= The Trigon Disunity =

The Trigon Disunity is a series of three books written by science fiction author Michael P. Kube-McDowell. Emprise was a Philip K. Dick Award nominee, and placed second in the annual Locus Poll for best first novel. The first edition covers were by Ron Miller.
==The novels==
===Emprise===
In Emprise (1985, ISBN 0-425-07763-2), the world has been devastated by the Food and Fuel Wars turning once-powerful nations into loose groupings of isolated farming communities. Barter has replaced currency, and scientists, blamed for societal collapse, are burned at the stake. Hidden in the Idaho hills, astronomer Allen Chandliss struggles to maintain his primitive radio telescope to search for extraterrestrial intelligence, which he believes can improve life on Earth. After seventeen years a repeating signal is received from Cassiopeia. He sends a message to a group of scientists in England. A race begins to decode the signal and then find the resources to respond to it.
====Engima====
In this second volume, Enigma (1986, ISBN 0-425-08767-0), takes place 150 later. The suspected aliens were, in fact, other humans who had achieved interstellar travel in the distant past.

===Empery===
In the third volume (1987, ISBN 0-425-09887-7, the catastrophe that befell the first human interstellar civilisation has been explained.

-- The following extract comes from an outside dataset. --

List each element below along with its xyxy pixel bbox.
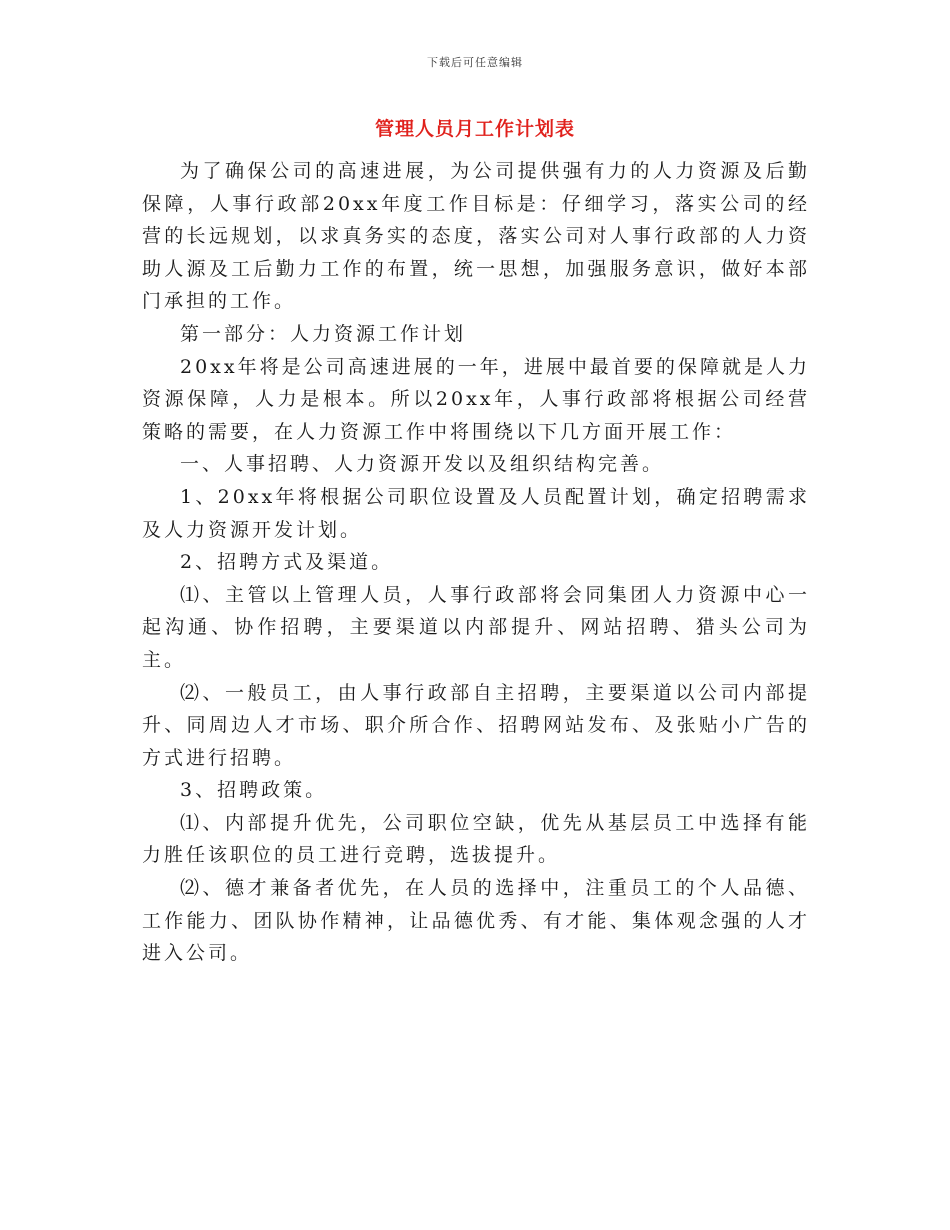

They were destroyed by the alien Mizari from the Ursa Major cluster. The Mizari still present a threat.

==Reception==
Orson Scott Card praised the trilogy as "fiction that satisfies as much at the story level a it does at the idea level," citing Kube-McDowell's "ability to deal with human beings as political animals."

J. Michael Caparula reviewed Empery in Space Gamer/Fantasy Gamer No. 80. Caparula commented that "Kube-McDowell demonstrates how easily well-meaning representative councils can rapidly degenerate into military bureaucracies. I highly recommend this series."